Gets Really Truly Deeply Catholic Veep candidate to partly renounce prolife convictions for the sake of party needs!:
Vice presidential candidate Paul Ryan’s strong views on abortion took a back seat to his new boss’s view in a Romney-Ryan campaign response to a Missouri Senate candidate’s controversial remarks about rape and abortion.
The statement on behalf of Ryan and presumptive Republican nominee Mitt Romney said the pair would “not oppose abortion in instances of rape.”
The occasion of this perfectly predictable trimming of Catholic conviction to suit Romney’s cynical disinterest in abortion was a GOP congressional candidate in Missouri named Todd Akin babbling like a buffoon:
Rep. Todd Akin suggested to St. Louis station KTVI on Sunday that if a “legitimate rape” occurs, “the female body has ways to try to shut that whole thing down.”
The Romney campaign, which deeply wishes for the question of abortion to just go away, and whose head built his entire political career by standing atop a mound of dead babies in Massachusetts, responded swiftly to Akin’s poltroonery by making sure everybody knew that in any contest between the Catholic Ryan’s convictions about the sanctity of human life and the immediate and expedient needs of the Romney campaign to keep the question of abortion as far as possible from itself, Ryan’s convictions would be trampled underfoot and he would grin and like it–as should all Catholics and prolifers who delude themselves about “keeping Romney’s feet to the fire” as they again allow themselves to be exploited and get virtually nothing in return from this supremely cynical manipulator and empty suit. Basic message: Party Needs Before Principle–Always.
Meanwhile, prolifers capable of thought instead of mere panic at Akin’s imbecile and embarrassing remarks, such as Serrin Foster of Feminists for Life, actually said what Romney should have said if he had any actual interest in the question of abortion beyond “How can I exploit prolife suckers without having to stand too close to them?”:
When someone asks about abortion exceptions for rape and incest, we must also consider the feelings of those who were conceived through sexual assault.
Well-meaning statements can hurt. As one UC Berkeley grad student said to her pro-choice peers, “I have a right to be here.” They responded, “We didn’t mean you!” She asked, “Who did you think you meant?”
My mother told this story to a co-worker who agreed and said, “People never think they are talking to an exception — like me.”
We don’t discriminate based on parentage — that’s not equality.
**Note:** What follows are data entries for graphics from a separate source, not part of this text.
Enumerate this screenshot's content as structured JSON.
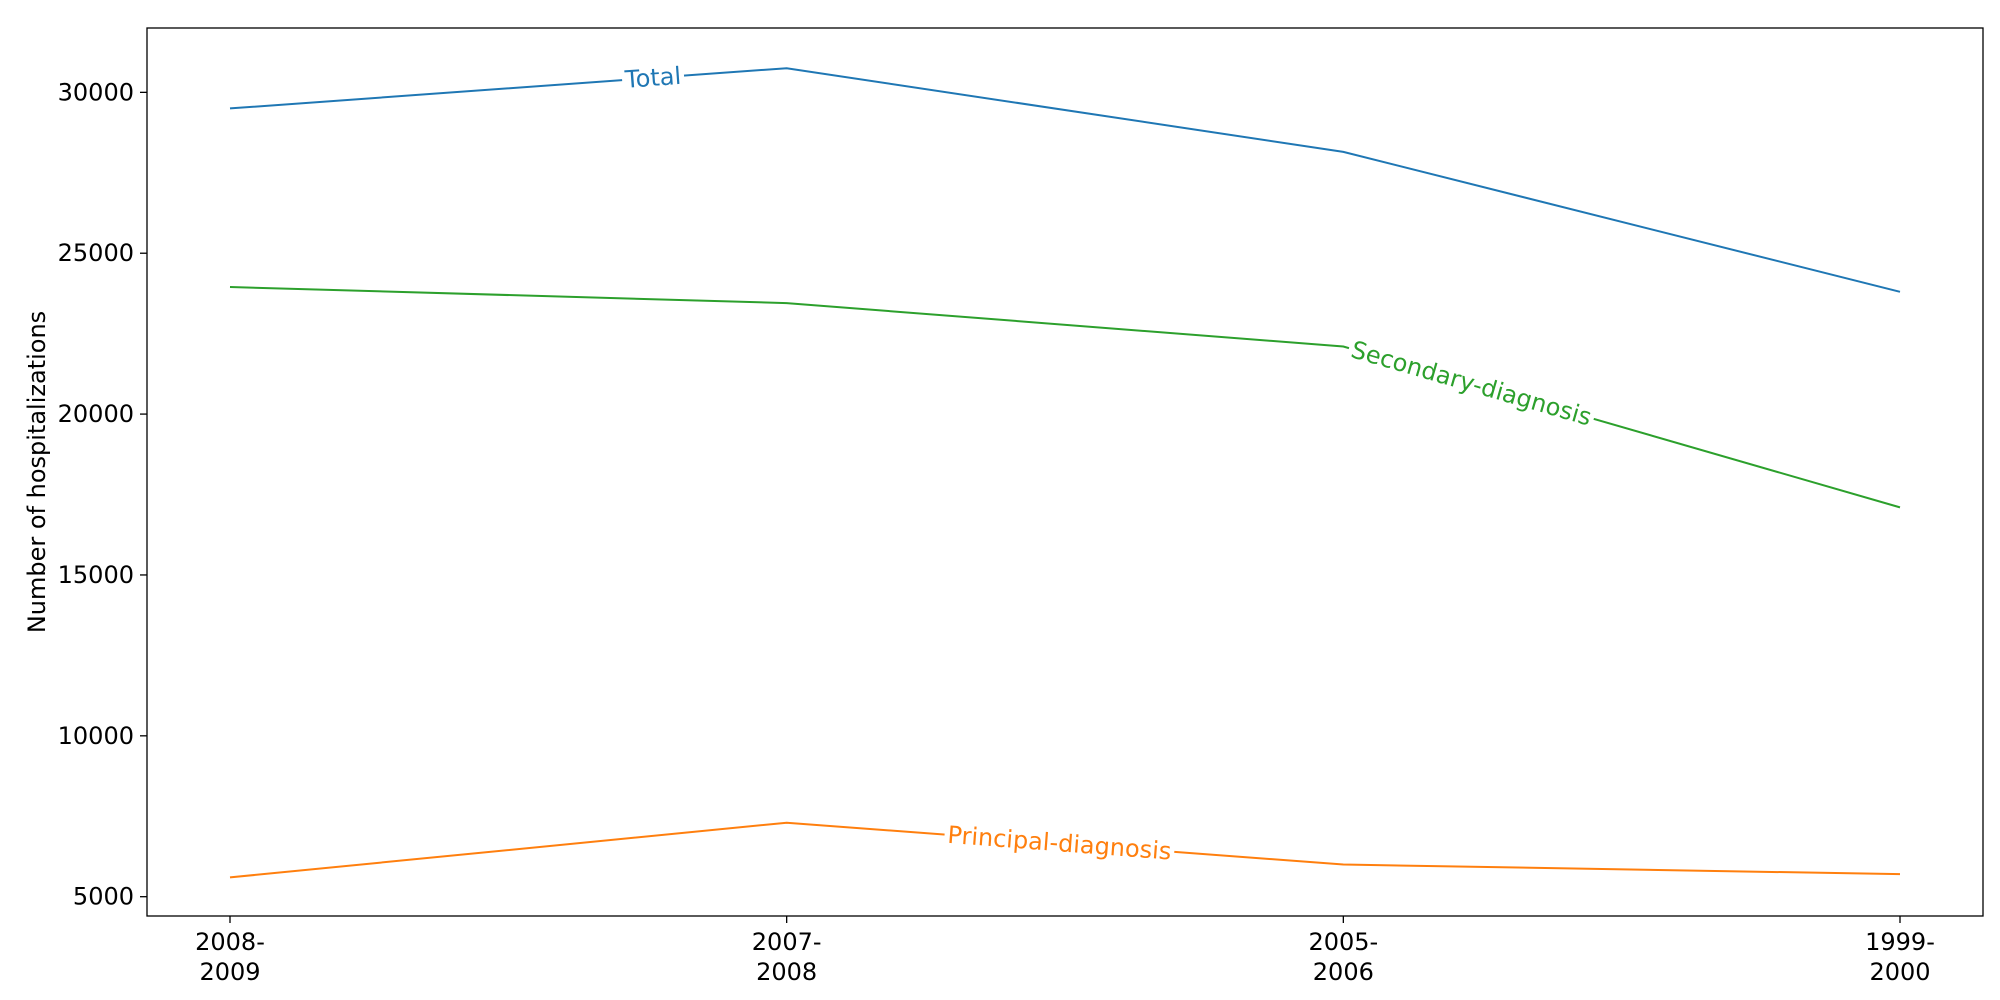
{
  "chart_data": {
    "type": "line",
    "title": "",
    "xlabel": "",
    "ylabel": "Number of hospitalizations",
    "categories": [
      "2008-\n2009",
      "2007-\n2008",
      "2005-\n2006",
      "1999-\n2000"
    ],
    "ylim": [
      4400,
      32000
    ],
    "yticks": [
      5000,
      10000,
      15000,
      20000,
      25000,
      30000
    ],
    "grid": false,
    "legend": "inline labels on lines",
    "series": [
      {
        "name": "Total",
        "color": "#1f77b4",
        "values": [
          29500,
          30750,
          28150,
          23800
        ],
        "label_pos": 0.76
      },
      {
        "name": "Secondary-diagnosis",
        "color": "#2ca02c",
        "values": [
          23950,
          23450,
          22100,
          17100
        ],
        "label_pos": 2.23
      },
      {
        "name": "Principal-diagnosis",
        "color": "#ff7f0e",
        "values": [
          5600,
          7300,
          6000,
          5700
        ],
        "label_pos": 1.49
      }
    ]
  }
}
You are valuable no matter who your parents are, no matter the circumstances of your conception.
All people are equal. All choices are not.
People used to value a woman based on who her father or husband was. It is similarly medieval to value a child by the actions of her father. That way of thinking is patriarchal and antifeminist, and it should have passed away with the Dark Ages.
Abortion after rape is misdirected anger. It doesn’t punish the perpetrator of the crime or prevent further assaults against other women.
Feminists for Life’s priority is keeping women safe. Incarcerated sexual offenders should not be allowed pornography, barbells, and early release. We need harsh sentences for sexual assault, without possibility of parole.
We need comprehensive support for rape victims who become pregnant. A convicted rapist should never have paternal rights or be able to demand visitation from “his” children while in prison. But if he has the means, he should contribute child support. If a woman is poor and cannot prove the paternity, she could have problems collecting welfare. Small employers could fire her. We need to listen to those who have had children conceived through sexual assault and work for short- and long-term solutions that benefit both children and mothers.
Feminists for Life is a proud supporter of the Violence Against Women Act. In fact, we were the only pro-life group active in the National Task Force on Sexual Assault and Domestic Violence.
After a lecture at a Midwestern university, a student pulled me aside. She told me that she had been raped by her third cousin when she was 13 years old and had become pregnant. Her parents had helped her have the privacy she wanted during her pregnancy, and then she placed her son with two loving parents.
I asked her why she had made the decision to have the child — when she was only a girl who had lived through what was arguably the worst of circumstances. She said she would never pass to her own unborn child the violence that had been inflicted on her. Now that is the strength of a woman.
Evaluate your party in light of the Church’s teaching, not your Church’s teaching in light of Party Needs. Otherwise, expect more of this.